Live from Blackboard World: A New E-Learning Metrics Model July 16, 2009
By Margery Weinstein
Measuring return on investment and whether instructors met the learning demands managers outlined isn't enough, Noureddine Elouazizi, e-learning technologies advisor for the Business Information Systems department of CGA-Canada, said today at Blackboard World in National Harbor, MD.
Instead, Elouazizi proposed measuring the success of online training by looking at the cognitive aspects of learning, or the process the learner goes through to absorb the material. The problem with focusing on ROI or examining how well learners pass assessments, said Elouazizi, is measuring ROI is "human resources-centric" and the other approach is "market-driven." To understand what your learners need in the online classes you put together, focus your attention on how their brains appear to process the information. "You have to concentrate on the cognitive aspects of learning because that is where the learning is happening," he said.

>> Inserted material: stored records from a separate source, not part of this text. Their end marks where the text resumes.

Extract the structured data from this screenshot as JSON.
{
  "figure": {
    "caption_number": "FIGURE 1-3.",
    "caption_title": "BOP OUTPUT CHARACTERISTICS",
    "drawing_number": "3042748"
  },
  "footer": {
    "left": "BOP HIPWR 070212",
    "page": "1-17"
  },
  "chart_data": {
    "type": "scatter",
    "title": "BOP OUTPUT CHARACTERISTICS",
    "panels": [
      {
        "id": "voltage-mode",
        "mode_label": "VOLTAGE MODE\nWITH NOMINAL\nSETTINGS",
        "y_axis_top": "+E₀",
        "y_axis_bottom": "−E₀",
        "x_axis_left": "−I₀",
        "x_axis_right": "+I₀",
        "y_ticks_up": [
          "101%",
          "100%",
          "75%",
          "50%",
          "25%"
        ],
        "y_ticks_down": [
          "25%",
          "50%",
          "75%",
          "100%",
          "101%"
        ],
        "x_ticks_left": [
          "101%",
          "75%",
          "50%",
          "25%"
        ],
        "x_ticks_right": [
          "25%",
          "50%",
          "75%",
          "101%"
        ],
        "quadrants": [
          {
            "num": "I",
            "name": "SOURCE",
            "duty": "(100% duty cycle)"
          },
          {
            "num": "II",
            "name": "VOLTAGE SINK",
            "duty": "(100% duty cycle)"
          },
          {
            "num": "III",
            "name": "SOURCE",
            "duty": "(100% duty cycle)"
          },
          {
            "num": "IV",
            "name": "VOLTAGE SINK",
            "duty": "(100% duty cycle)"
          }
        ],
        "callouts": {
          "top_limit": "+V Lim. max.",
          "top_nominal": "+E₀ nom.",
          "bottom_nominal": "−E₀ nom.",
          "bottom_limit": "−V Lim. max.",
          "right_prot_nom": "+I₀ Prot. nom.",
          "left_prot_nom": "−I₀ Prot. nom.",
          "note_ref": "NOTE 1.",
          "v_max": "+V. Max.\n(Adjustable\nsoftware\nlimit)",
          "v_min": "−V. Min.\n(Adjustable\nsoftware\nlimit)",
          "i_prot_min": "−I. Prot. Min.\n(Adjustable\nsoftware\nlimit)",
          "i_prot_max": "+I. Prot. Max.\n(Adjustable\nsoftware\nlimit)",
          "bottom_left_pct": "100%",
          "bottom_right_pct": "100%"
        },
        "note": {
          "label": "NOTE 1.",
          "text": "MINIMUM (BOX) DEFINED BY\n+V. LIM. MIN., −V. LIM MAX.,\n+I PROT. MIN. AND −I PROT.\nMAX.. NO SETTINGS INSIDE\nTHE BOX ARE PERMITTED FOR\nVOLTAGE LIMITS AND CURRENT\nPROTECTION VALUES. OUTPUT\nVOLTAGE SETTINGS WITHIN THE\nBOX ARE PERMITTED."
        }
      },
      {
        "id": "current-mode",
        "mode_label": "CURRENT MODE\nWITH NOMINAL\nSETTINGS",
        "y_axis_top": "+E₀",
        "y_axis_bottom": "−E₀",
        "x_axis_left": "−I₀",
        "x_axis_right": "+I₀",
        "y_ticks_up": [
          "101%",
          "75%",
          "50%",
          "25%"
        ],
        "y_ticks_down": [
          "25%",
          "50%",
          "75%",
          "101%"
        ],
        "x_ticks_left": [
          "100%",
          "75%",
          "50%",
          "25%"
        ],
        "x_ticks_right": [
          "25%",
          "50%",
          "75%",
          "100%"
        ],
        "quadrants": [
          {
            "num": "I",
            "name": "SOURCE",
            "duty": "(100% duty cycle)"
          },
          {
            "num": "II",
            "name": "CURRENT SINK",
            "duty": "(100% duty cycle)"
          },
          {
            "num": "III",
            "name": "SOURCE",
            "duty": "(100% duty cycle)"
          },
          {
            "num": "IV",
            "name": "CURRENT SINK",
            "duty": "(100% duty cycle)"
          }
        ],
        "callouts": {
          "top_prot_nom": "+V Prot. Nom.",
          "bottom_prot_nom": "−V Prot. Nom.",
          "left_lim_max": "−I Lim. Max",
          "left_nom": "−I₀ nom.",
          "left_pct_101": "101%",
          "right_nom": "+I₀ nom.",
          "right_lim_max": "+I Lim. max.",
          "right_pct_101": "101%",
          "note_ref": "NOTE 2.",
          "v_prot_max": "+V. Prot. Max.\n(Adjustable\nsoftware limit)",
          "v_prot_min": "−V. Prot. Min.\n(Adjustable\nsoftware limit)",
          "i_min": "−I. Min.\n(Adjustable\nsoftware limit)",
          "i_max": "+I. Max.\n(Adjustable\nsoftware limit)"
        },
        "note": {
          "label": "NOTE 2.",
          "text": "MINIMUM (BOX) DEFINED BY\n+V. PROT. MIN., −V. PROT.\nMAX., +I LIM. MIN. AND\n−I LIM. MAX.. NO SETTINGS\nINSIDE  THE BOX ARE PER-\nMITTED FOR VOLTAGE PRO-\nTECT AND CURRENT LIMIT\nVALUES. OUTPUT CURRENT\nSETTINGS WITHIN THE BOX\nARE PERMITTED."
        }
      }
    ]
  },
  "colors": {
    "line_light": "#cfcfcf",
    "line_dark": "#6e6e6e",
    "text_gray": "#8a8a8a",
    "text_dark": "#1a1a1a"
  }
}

Elouazizi calls his approach a "transformational generative e-learning metrics model" that looks at how far along in the process of learning instructors got learners, rather than whether the company earned a specific amount of money from the investment in the learning or whether the learners were able to pass exams. He suggested that if your job was to take learners from point "A" to "E," and you got them to "C" or "D," all was not lost because you moved them further along in the process of learning. The online materials in that case furthered the cognition process.
Assumptions of this transformational model include recognizing that the "dimensions of e-learning metrics are inherently fuzzy; the overall output of the e-learning metrics is e-learning quality as transformation; and that e-learning metrics measure converging transitions across the learning state."
It seemed like the online training world's parallel of the old axiom about the journey counting at least as much, if not more, than the destination. It's what you learned along the way (in the process of learning) that counts rather than if you made it to a pre-determined end-point.